I am ashamed that I haven’t spoken up sooner, that I may have allowed you to drift without letting you know that I care and that I’ve fought my own battles with drugs and alcohol… beyond the ones you’ve been witness to. I’m ashamed that I’ve presented a stern, seemingly unyielding face to you and to our house rules. I’m most ashamed though, that I’ve let myself be lied to, promised to, convinced even, that you are invested in our house, the relationship you and I share, the values I’m seeking to uphold and the healthy lifestyle I’ve been building for myself. I don’t think you understand the weight of my convictions and commitments to John, and my own self. It’s impossible for you to know of the years of recovery from my demons- psychological, substance & self-imposed.

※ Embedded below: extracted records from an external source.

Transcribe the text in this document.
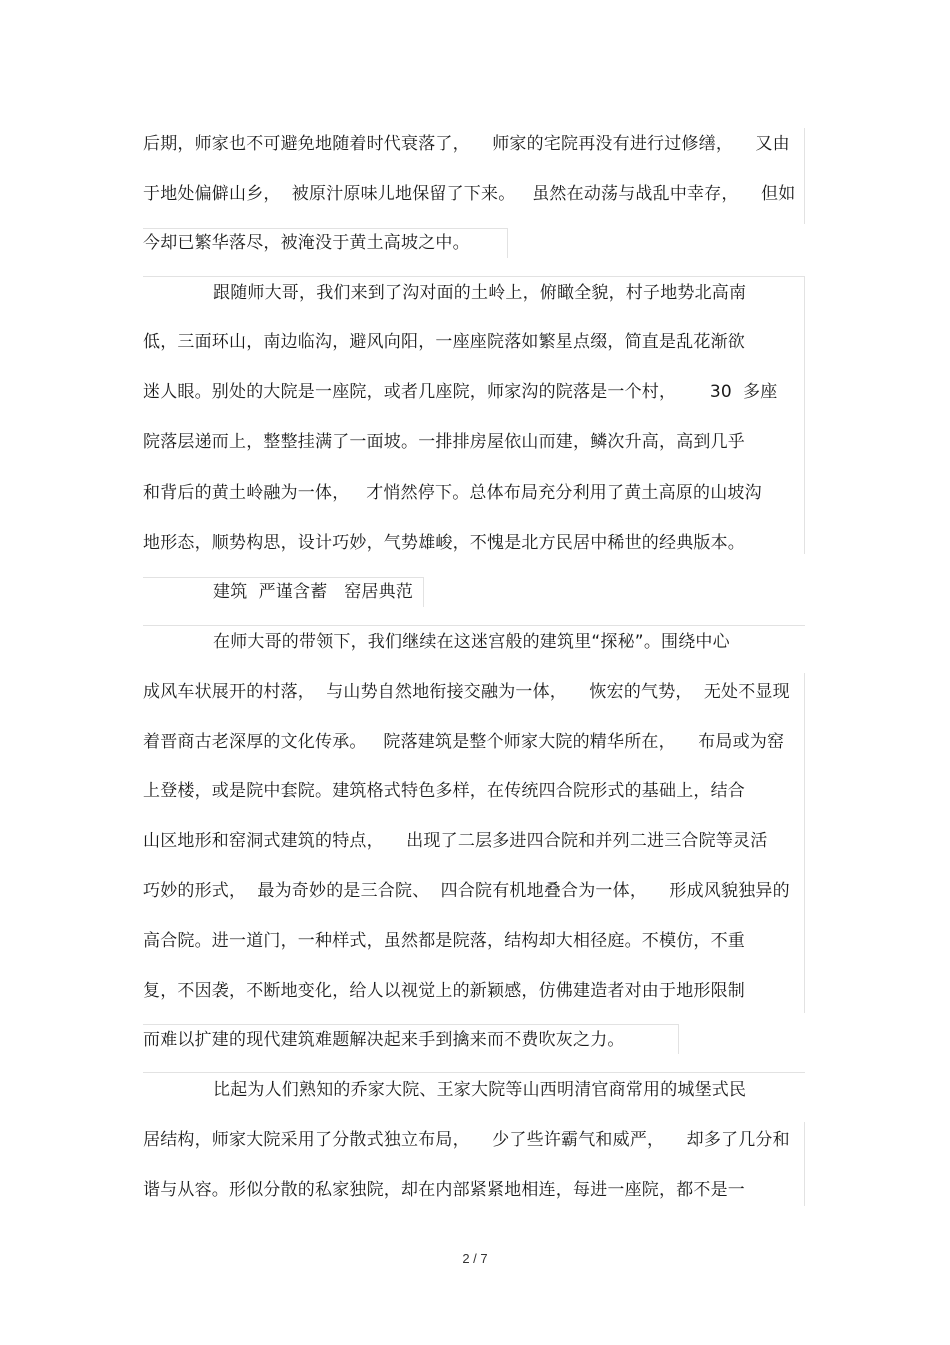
后期，师家也不可避免地随着时代衰落了，    师家的宅院再没有进行过修缮，    又由
于地处偏僻山乡，  被原汁原味儿地保留了下来。   虽然在动荡与战乱中幸存，    但如
今却已繁华落尽，被淹没于黄土高坡之中。
跟随师大哥，我们来到了沟对面的土岭上，俯瞰全貌，村子地势北高南
低，三面环山，南边临沟，避风向阳，一座座院落如繁星点缀，简直是乱花渐欲
迷人眼。别处的大院是一座院，或者几座院，师家沟的院落是一个村，      30  多座
院落层递而上，整整挂满了一面坡。一排排房屋依山而建，鳞次升高，高到几乎
和背后的黄土岭融为一体，   才悄然停下。总体布局充分利用了黄土高原的山坡沟
地形态，顺势构思，设计巧妙，气势雄峻，不愧是北方民居中稀世的经典版本。
建筑  严谨含蓄   窑居典范
在师大哥的带领下，我们继续在这迷宫般的建筑里“探秘”。围绕中心
成风车状展开的村落，  与山势自然地衔接交融为一体，    恢宏的气势，  无处不显现
着晋商古老深厚的文化传承。   院落建筑是整个师家大院的精华所在，    布局或为窑
上登楼，或是院中套院。建筑格式特色多样，在传统四合院形式的基础上，结合
山区地形和窑洞式建筑的特点，    出现了二层多进四合院和并列二进三合院等灵活
巧妙的形式，  最为奇妙的是三合院、  四合院有机地叠合为一体，    形成风貌独异的
高合院。进一道门，一种样式，虽然都是院落，结构却大相径庭。不模仿，不重
复，不因袭，不断地变化，给人以视觉上的新颖感，仿佛建造者对由于地形限制
而难以扩建的现代建筑难题解决起来手到擒来而不费吹灰之力。
比起为人们熟知的乔家大院、王家大院等山西明清官商常用的城堡式民
居结构，师家大院采用了分散式独立布局，    少了些许霸气和威严，    却多了几分和
谐与从容。形似分散的私家独院，却在内部紧紧地相连，每进一座院，都不是一
2 / 7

But I cannot, and will not, travel down any path that puts at risk my own wellness, the lives of my friends and the company they keep.
I thrive on consistency and stability, of knowing things will be the way I need them to be – I face nearly insurmountable anxiety every single day of my life over even the most trivial details – but I’ve learned methods to control my mental state and make commitments that stand the weathering of time and all the tests that come along with it. And in order for you to be a part of my life, and a part of John’s, I need nothing less than an absolute commitment from you to end your drug usage, forever, and learn to control your drinking.

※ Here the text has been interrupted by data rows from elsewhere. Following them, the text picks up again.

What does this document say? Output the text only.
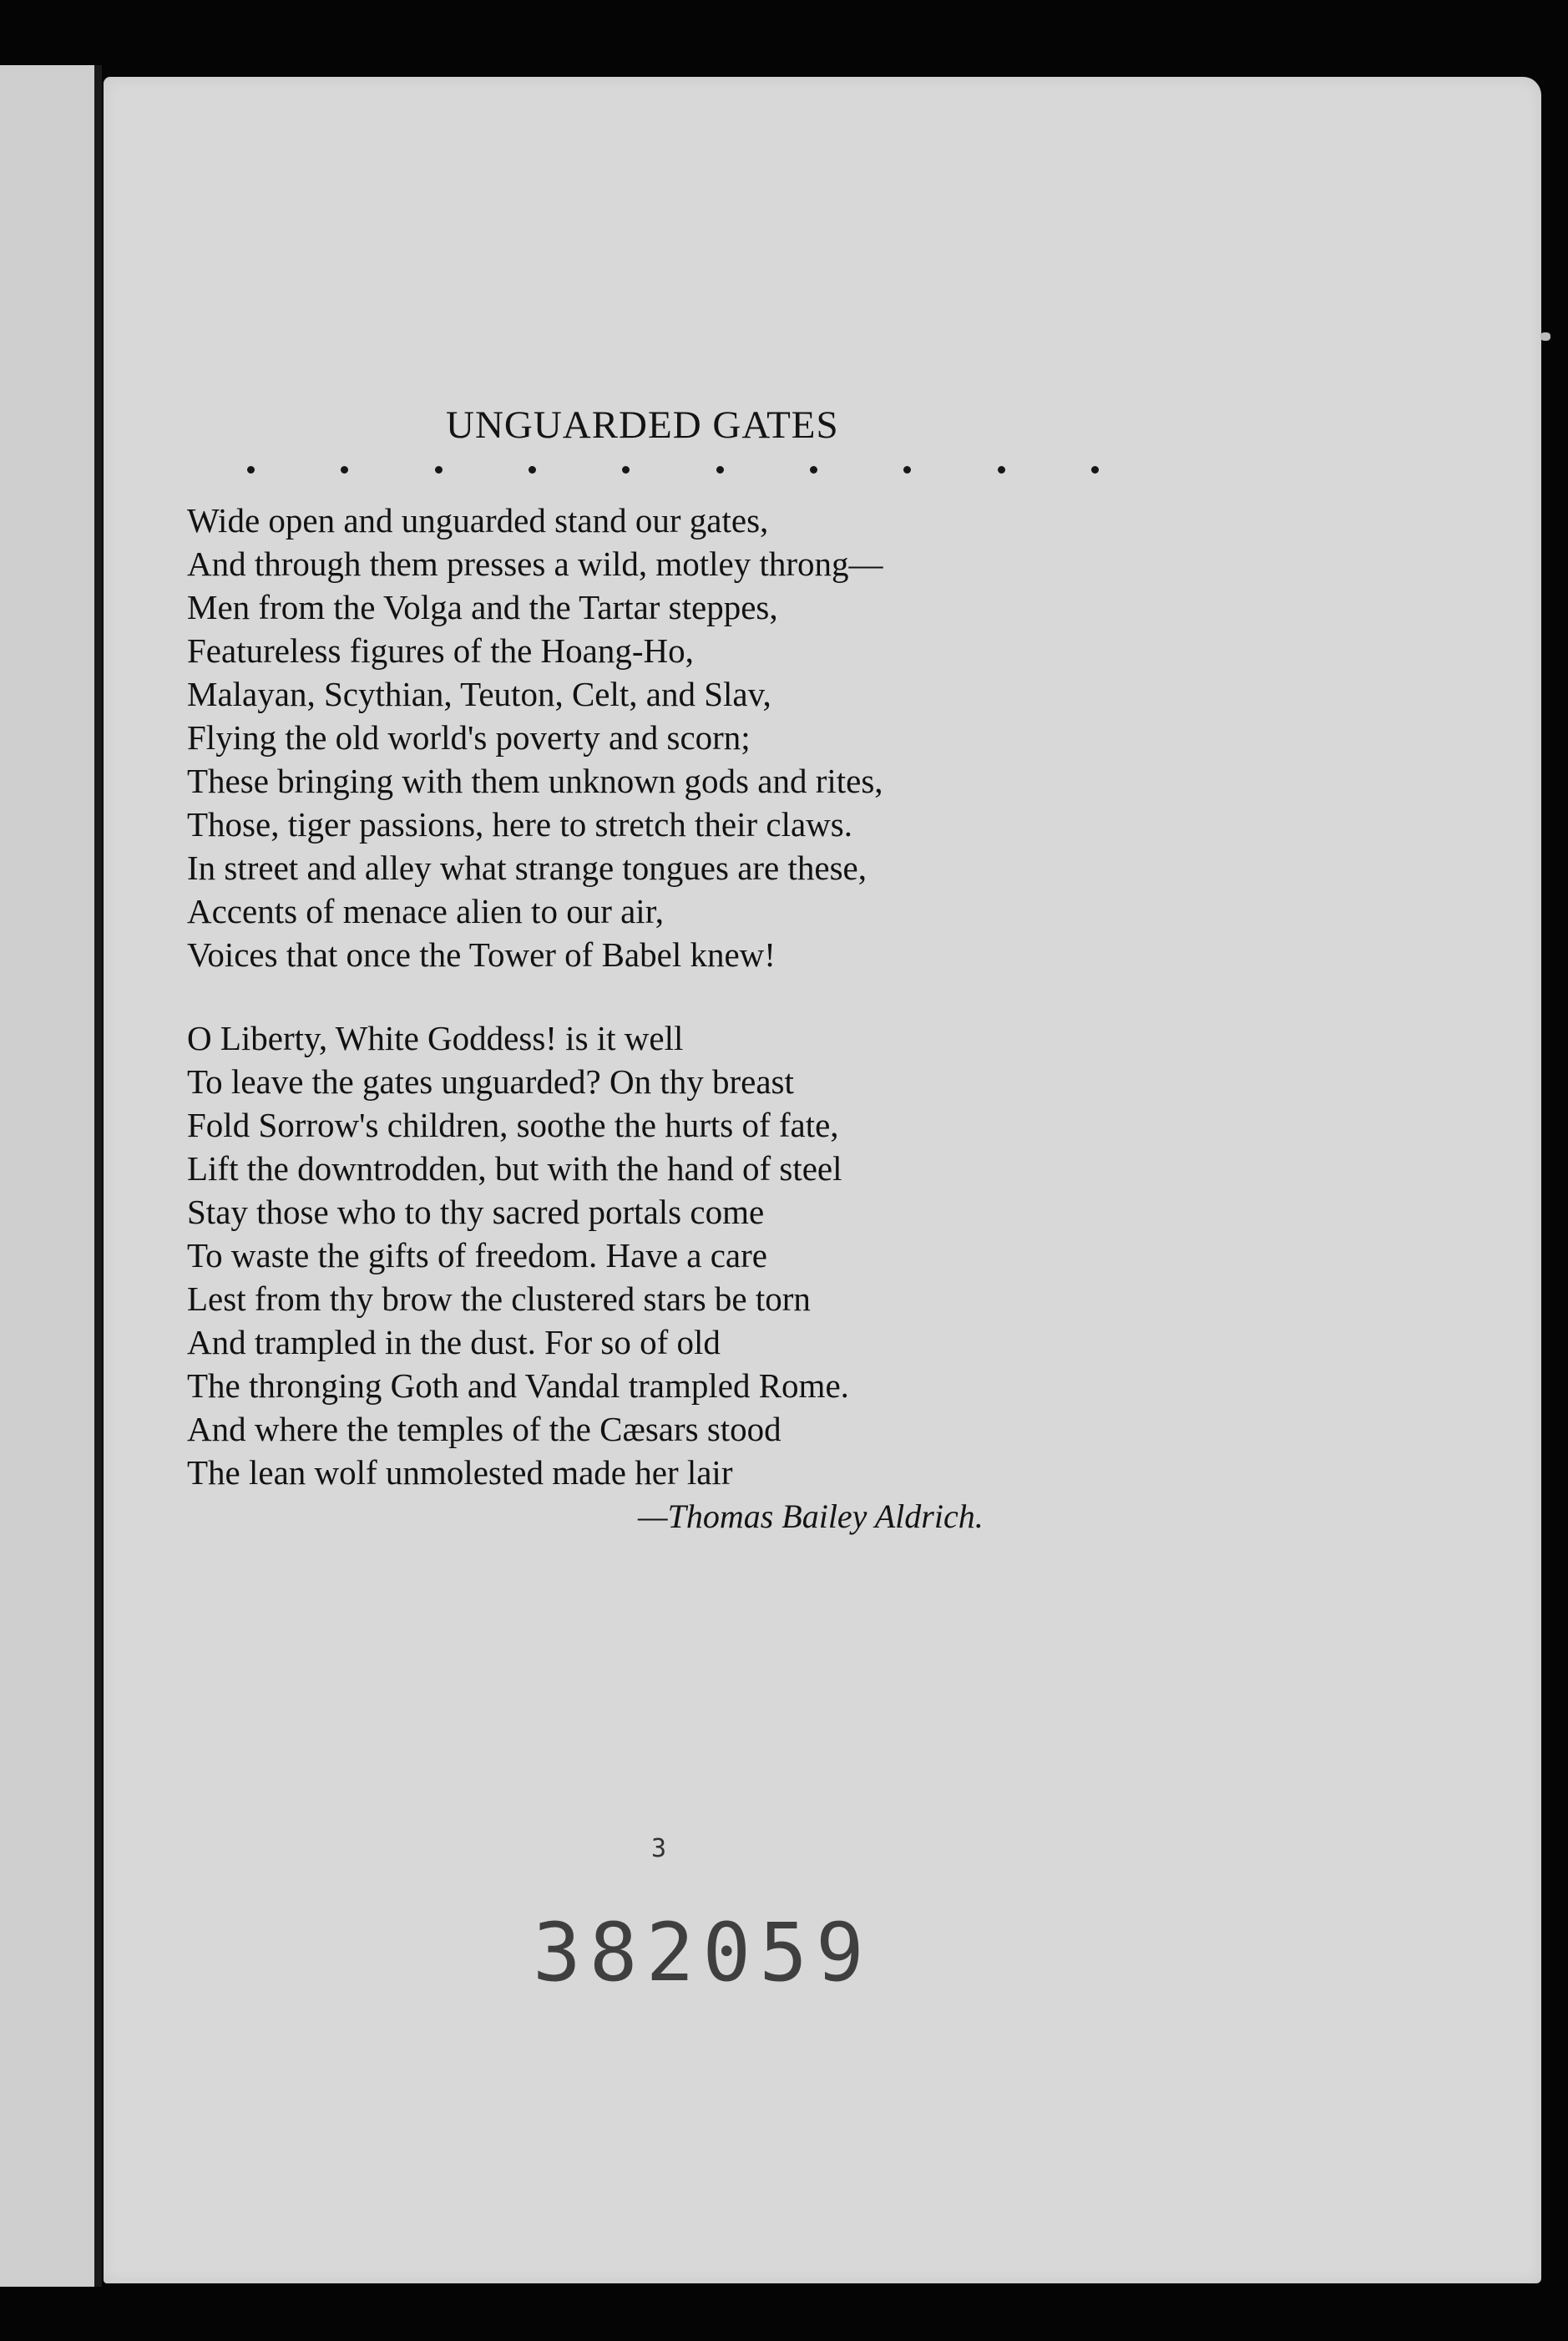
UNGUARDED GATES
Wide open and unguarded stand our gates,
And through them presses a wild, motley throng—
Men from the Volga and the Tartar steppes,
Featureless figures of the Hoang-Ho,
Malayan, Scythian, Teuton, Celt, and Slav,
Flying the old world's poverty and scorn;
These bringing with them unknown gods and rites,
Those, tiger passions, here to stretch their claws.
In street and alley what strange tongues are these,
Accents of menace alien to our air,
Voices that once the Tower of Babel knew!
O Liberty, White Goddess! is it well
To leave the gates unguarded? On thy breast
Fold Sorrow's children, soothe the hurts of fate,
Lift the downtrodden, but with the hand of steel
Stay those who to thy sacred portals come
To waste the gifts of freedom. Have a care
Lest from thy brow the clustered stars be torn
And trampled in the dust. For so of old
The thronging Goth and Vandal trampled Rome.
And where the temples of the Cæsars stood
The lean wolf unmolested made her lair
—Thomas Bailey Aldrich.
3
382059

You have far too much to lose, a beautiful son who needs you all-day, every-day to be his Dad… a business that has shown immense success before, in which people rave of your talents and call you the best… and most importantly a future where you can be who you are, and who you’ve always been – a strong, driven and free individual, willing to truly invest in the things this life has to offer that are worth it. You are worth it, and I’m willing to work just as hard as I have with- and for- John, as for you, to make sure you can once again reach the heights of all you can achieve.
But I cannot accept anything but the absolute truth from you, nothing but a firm commitment, an investment in seeking treatment for your ADD and any of the other issues, emotional or otherwise, that a professional would be equipped to help you understand. You are strong enough to survive anything, I believe in you, and I want to stand by your side in building yourself a new success story. But I’m not willing to watch you flounder, cannot stand idly by while you risk your health, both mental and physical, and risk the future you have with your amazing son.
I need to know, by tomorrow (Wednesday 1/16) morning whether you are prepared to accept the responsibility for the things that you say and do, whether you are prepared to try a new course, one free of the distortions caused by drugs, and to step into a future where tomorrow may be unknown, but the people by your side are guaranteed. That’s what I offered to John, and I make the same deal to you. I want our house to be full of the love that it has shown so many amazing glimpses of… of the passion for creativity and light that has been evidenced. But I’m afraid it will never reach those goals if all of us are not working together, fully invested.
If you cannot offer me what I ask of you, we will need to reevaluate our living situation. I want you to know that I send this letter in complete confidence and confidentiality. I’ve reserved only one copy, and I’ve addressed it to your ex-wife. If the situation cannot be rectified I wish only her to know the full truth of what you inspired within me, and what you chose to walk away from. I dearly hope I do not have to send it.